Le renversement au profit d'un principe d'autorisation est loin d'être anodin. La promotion de la recherche sur l'embryon ainsi opérée par la majorité socialiste et le gouvernement, qui s'est faite sans organisation d'états généraux de la bioéthique pourtant prescrits par la loi de 2011 comme préalable à toute modification, est d'autant plus inacceptable que l'expertise scientifique a prouvé que les cellules souches non-embryonnaires dépassent aujourd'hui les cellules souches embryonnaires.
En effet, les cellules souches adultes et de sang du cordon permettent d'ores et déjà de soigner des pathologies via la thérapie cellulaire. En ce qui concerne la modélisation de pathologies et le criblage de molécules, les cellules souches IPS ont le même potentiel que les cellules souches embryonnaires.
Dès 1991, les travaux de Marie-Louise Labat (CNRS) et de son équipe montraient la présence dans le sang d'une cellule souche capable de former différents tissus, vraisemblablement pluripotente. Récemment, en France également (Blood, septembre 2011), l'équipe du professeur Luc Douay (hôpital Saint-Antoine, université Pierre-et-Marie-Curie) obtient des globules rouges à partir de cellules souches de sang de cordon ou de moelle osseuse.

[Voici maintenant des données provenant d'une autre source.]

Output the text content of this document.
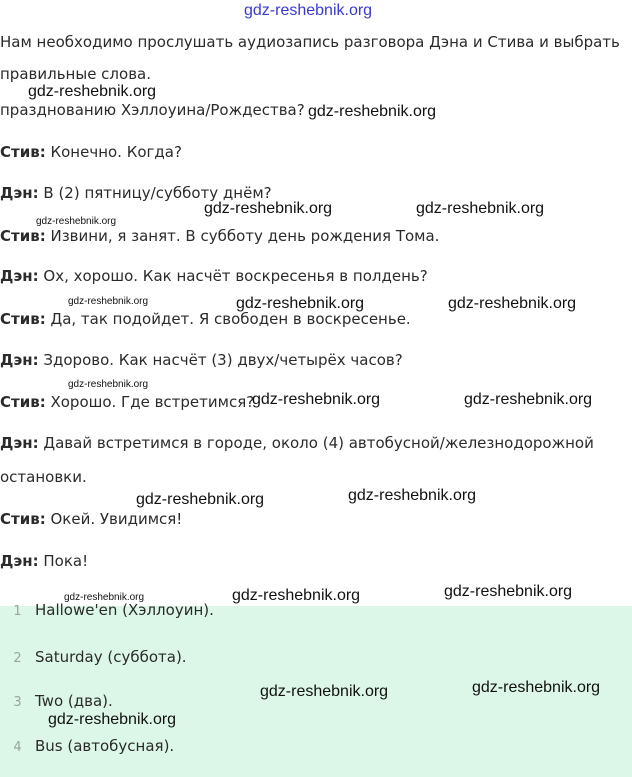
Нам необходимо прослушать аудиозапись разговора Дэна и Стива и выбрать
правильные слова.
празднованию Хэллоуина/Рождества?
Стив: Конечно. Когда?
Дэн: В (2) пятницу/субботу днём?
Стив: Извини, я занят. В субботу день рождения Тома.
Дэн: Ох, хорошо. Как насчёт воскресенья в полдень?
Стив: Да, так подойдет. Я свободен в воскресенье.
Дэн: Здорово. Как насчёт (3) двух/четырёх часов?
Стив: Хорошо. Где встретимся?
Дэн: Давай встретимся в городе, около (4) автобусной/железнодорожной
остановки.
Стив: Окей. Увидимся!
Дэн: Пока!
1 Hallowe'en (Хэллоуин).
2 Saturday (суббота).
3 Two (два).
4 Bus (автобусная).
gdz-reshebnik.org
gdz-reshebnik.org
gdz-reshebnik.org
gdz-reshebnik.org	gdz-reshebnik.org
gdz-reshebnik.org
gdz-reshebnik.org	gdz-reshebnik.org
gdz-reshebnik.org
gdz-reshebnik.org
gdz-reshebnik.org	gdz-reshebnik.org
gdz-reshebnik.org
gdz-reshebnik.org
gdz-reshebnik.org
gdz-reshebnik.org
gdz-reshebnik.org
gdz-reshebnik.org
gdz-reshebnik.org
gdz-reshebnik.org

Les travaux des professeurs Yamanaka et Gordon, entrepris en 2006 et couronnés par le prix Nobel le 8 octobre 2012, et rendant possibles la reprogrammation de cellules sanguines ou cutanées en cellules semblables à des cellules souches embryonnaires prouvent à quel point la recherche sur les cellules embryonnaires est désormais supplantée par les cellules non-embryonnaires ; plus de vingt lignées ont été obtenues et un institut, l'iPS Core, créé à Harvard, leur est consacré. Les pathologies concernées sont la maladie de Parkinson, le diabète, la maladie de Huntington, la trisomie, la maladie de Gaucher, la dystrophie de Duchenne, etc.
Ces progrès extraordinaires concernant les cellules souches adultes ou induites et leurs possibles applications thérapeutiques, ou encore la vitrification des ovocytes autorisée depuis le 27 janvier 2011 et qui va enfin mettre un terme à la production d'embryons humains surnuméraires, sont pourtant totalement ignorés par la proposition de Loi passéiste de la majorité socialiste. Force est de constater qu'il s'agit d'une démarche purement idéologique, se faisant au prix de lourds risques de dérives et d'instrumentalisation.
Avant même d'envisager toute modification des conditions de la recherche sur l'embryon et les cellules souches embryonnaires, et a fortiori d'opérer un tel bouleversement du principe d'interdiction, il faut avant tout organiser des états généraux de la bioéthique, un débat public ouvert à tous sous la forme de forums citoyens comme le gouvernement précédent en avait organisé notamment à Marseille en 2009. Quant aux innovations de la recherche sur les gamètes, leur conservation et sur la fécondation in vitro, l'objectif doit être de permettre aux biologistes et aux gynécologues-obstétriciens d'évaluer les innovations susceptibles d'améliorer les résultats de l'assistance médicale à la procréation. L'Agence de Biomédecine doit conduire ces évaluations afin que ces innovations soient connues, reconnues et promues dans notre pays. Sans cela, légiférer sur les conditions de recherche sur l'embryon, en dehors de toute expertise sur les nouvelles techniques, n'a pas de sens.
Dans ce contexte et pour toutes les raisons ainsi exposées, il est défendu la suppression de l'article unique de la proposition de Loi tendant à modifier la loi n°2011‑814 du 7 juillet 2011 relative à la bioéthique.